Moving out of the red, and still flush with its last investment round, which netted $165 million from Apax Digital and Chow Tai Fook heir Adrian Chen, Moda Operandi is looking to the East for growth.
“In the past, it was about sales and margins,” said the company’s chief executive officer Deborah Nicodemus. “Now it’s about profitability. Sales, margin and EBITDAs [earnings before interest, taxes, depreciation and amortization].”
The luxury e-commerce site had a presence during the recent Hong Kong Art Basel with a Style Suite at Upper House in Central Hong Kong, and is looking for permanent space for a consumer-facing showroom. “It’s something we’re currently working to secure,” Nicodemus said. “We hope to have a physical showroom in the region within the next year to year-and-a-half.”
Moda’s overseas business grew 69 percent last year, and Asia represents 8 percent of that. Nicodemus said China, Singapore and Seoul are also on the short list for showroom locations, which is the company’s version of stores.
Domestic business, which represents 65 percent of sales, also had a strong performance, posting a 50 percent increase over last year. Standout categories included nonapparel, which soared 70 percent, and fine jewelry, which shot up 147 percent.
“Moda’s top customers were the big drivers of the business,” Nicodemus said. “For that top tier, sales were up 83 percent. Clients are spending more with Moda. The average order is close to $1,300, which is up 6 percent.
“We’re embarking on an international expansion right away,” she said. “Our senior team is looking at taking the expansion plan to an operational level.”
Luxury fashion consumers and tourists visiting Hong Kong for Art Basel made up Moda’s customer base. “We know consumers in Hong Kong are fashion-forward and savvy when it comes to how they shop,” Nicodemus said. “They’re looking for the best of the runway along with access to emerging designers.”
The Style Suite offered looks from the fall 2018 collections “that just walked the runway the previous month,” Nicodemus said. “They likely hadn’t seen the collections yet, unless they were at the shows this season. We also brought a selection of fine jewelry with some one-of-a-kind pieces.”
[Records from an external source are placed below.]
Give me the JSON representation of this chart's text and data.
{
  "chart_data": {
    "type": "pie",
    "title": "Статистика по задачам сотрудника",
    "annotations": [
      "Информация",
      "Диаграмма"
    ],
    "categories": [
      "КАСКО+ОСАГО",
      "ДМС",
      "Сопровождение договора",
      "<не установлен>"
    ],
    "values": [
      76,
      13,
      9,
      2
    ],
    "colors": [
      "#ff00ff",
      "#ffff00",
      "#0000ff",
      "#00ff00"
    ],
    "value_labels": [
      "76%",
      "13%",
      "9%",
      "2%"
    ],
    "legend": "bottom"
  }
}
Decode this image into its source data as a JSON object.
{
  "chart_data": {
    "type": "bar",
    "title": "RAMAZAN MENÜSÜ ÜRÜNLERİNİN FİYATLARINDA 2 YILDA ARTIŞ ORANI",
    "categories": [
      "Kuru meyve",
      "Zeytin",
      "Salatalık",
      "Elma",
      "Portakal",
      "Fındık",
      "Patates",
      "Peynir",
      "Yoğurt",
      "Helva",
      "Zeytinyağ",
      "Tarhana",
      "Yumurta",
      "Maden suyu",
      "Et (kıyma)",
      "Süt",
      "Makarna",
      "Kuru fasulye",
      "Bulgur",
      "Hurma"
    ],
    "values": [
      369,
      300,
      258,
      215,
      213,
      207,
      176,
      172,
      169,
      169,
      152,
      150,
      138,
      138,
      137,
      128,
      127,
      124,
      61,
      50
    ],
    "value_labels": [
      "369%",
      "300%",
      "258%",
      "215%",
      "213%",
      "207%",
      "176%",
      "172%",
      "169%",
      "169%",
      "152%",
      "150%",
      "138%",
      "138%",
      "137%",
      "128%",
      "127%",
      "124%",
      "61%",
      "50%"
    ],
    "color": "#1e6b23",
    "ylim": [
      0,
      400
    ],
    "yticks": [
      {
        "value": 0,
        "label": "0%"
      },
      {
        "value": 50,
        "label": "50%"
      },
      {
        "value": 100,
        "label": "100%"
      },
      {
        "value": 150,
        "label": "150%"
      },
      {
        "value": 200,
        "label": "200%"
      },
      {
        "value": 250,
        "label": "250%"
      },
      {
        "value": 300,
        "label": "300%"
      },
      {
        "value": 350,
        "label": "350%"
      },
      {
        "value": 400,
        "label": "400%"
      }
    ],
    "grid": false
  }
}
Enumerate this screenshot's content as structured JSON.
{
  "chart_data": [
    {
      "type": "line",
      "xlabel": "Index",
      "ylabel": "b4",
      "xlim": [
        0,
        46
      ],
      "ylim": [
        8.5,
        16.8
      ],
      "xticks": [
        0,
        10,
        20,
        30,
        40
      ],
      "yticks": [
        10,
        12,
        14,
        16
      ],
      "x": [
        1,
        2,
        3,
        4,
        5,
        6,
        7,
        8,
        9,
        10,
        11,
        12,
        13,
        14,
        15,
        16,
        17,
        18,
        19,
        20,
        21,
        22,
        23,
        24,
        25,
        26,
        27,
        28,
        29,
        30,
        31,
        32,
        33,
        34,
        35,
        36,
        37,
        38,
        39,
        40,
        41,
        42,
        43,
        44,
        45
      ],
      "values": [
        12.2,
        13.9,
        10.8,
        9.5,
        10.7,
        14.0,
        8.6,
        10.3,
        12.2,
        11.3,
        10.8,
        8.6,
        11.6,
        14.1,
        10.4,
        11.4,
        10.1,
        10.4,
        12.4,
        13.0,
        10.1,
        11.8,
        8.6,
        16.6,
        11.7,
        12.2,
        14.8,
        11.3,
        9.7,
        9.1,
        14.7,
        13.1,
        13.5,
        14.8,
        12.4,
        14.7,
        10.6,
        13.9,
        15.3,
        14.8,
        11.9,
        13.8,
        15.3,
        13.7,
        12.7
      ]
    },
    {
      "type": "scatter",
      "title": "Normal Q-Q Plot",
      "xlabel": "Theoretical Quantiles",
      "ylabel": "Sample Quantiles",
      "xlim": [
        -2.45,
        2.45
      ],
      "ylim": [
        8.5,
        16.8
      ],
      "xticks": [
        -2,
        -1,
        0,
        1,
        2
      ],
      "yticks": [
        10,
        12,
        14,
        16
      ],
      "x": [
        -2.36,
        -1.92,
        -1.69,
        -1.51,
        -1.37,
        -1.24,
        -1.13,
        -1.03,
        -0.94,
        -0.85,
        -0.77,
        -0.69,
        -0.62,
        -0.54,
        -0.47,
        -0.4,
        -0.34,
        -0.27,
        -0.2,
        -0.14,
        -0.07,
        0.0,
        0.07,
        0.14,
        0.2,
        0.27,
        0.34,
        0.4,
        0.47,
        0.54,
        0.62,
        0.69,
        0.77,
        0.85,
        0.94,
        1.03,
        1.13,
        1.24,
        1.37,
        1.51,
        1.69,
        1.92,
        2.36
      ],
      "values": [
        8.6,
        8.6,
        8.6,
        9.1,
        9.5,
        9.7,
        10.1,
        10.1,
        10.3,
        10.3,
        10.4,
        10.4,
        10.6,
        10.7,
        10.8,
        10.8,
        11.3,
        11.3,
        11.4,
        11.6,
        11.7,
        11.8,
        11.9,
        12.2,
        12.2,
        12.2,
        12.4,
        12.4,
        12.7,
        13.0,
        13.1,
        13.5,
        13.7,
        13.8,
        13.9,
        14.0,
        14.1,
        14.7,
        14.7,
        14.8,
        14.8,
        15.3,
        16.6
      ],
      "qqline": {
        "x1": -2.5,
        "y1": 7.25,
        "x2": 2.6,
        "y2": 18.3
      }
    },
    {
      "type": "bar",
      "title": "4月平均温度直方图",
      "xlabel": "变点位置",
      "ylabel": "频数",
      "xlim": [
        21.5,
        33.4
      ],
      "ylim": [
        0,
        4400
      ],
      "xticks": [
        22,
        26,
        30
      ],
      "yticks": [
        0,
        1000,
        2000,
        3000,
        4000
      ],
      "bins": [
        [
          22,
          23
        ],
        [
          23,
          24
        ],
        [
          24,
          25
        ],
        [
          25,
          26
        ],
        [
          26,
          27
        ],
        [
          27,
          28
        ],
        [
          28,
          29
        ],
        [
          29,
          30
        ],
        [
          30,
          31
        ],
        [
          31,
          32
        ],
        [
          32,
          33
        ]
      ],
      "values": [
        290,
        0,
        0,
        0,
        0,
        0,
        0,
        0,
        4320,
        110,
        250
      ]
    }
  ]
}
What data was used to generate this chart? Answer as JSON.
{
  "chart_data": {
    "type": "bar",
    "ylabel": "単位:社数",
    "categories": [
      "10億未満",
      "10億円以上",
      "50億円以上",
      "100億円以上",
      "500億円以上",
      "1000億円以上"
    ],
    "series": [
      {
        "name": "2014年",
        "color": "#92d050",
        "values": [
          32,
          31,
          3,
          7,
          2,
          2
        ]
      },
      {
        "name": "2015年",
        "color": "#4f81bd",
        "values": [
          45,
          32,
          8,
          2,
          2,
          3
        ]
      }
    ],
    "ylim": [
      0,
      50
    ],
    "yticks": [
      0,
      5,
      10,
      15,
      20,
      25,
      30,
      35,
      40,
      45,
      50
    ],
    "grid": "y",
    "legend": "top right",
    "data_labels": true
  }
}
The trunk show model isn’t new to the region, Nicodemus said, adding that Moda has existing customers in Asia. While other retailers tend to buy a designer’s most commercial offerings, Moda features the entire collection through its trunk-show model. “During Hong Kong Art Basel, we had a team of Moda stylists on the ground to help educate new customers about our trunk-show business,” the ceo said.
Moda has been developing its nonapparel business, and Nicodemus sees in Hong Kong an even split between ready-to-wear and nonapparel purchases. “Our clients in Asia gravitate toward our marquee brands and emerging designers,” the ceo said. “They love well-known brands such as Giambattista Valli and Marchesa, and also Johanna Ortiz, Monse and BOYY. The coveted brands run a wide range, which is exciting because we have the capacity to cater to both ends of the spectrum.
“It’s a Millennial customer who’s interested in emerging talent,” Nicodemus said, adding that Moda is leveraging KOLs (key opinion leaders) in Asia. “We understand the importance of KOLs as a key vehicle in communicating our offering since many customers look to these personalities for fashion inspiration,” she said. “Working with this influential network helps give us brand credibility since they’re widely respected. We’ve already started to engage with influencers in the region through activations focused on key business initiatives such as fashion month and The Platform.”
The Moda site continues to evolve. A recent modification included a feature for sorting products by category, not simply designer. That way, for example, consumers can view all of the dresses at once.
The online retailer is mining the abundance of customer data it collects to leverage it and cater to global clients. “We know our customers like to communicate and shop in a variety of ways, including services provided by our stylist and customer care teams via phone, Live Chat, social media and e-mail,” Nicodemus said. “We ensure the entire experience is personal and managed by us.
“We realize that personalization is key to improving the user’s experience,” she added. “We’re leveraging client behavior data to create efficiencies by enhancing our CRM program to ensure that we can address customers in a more productive and quicker manner.
“We’ll continue to build out nonapparel,” Nicodemus said. “Our home test was successful and we’re building out a dedicated section for home on the web site. We’re launching a full assortment of men’s wear and accessories on the site this summer. It will be a mirror of women’s.”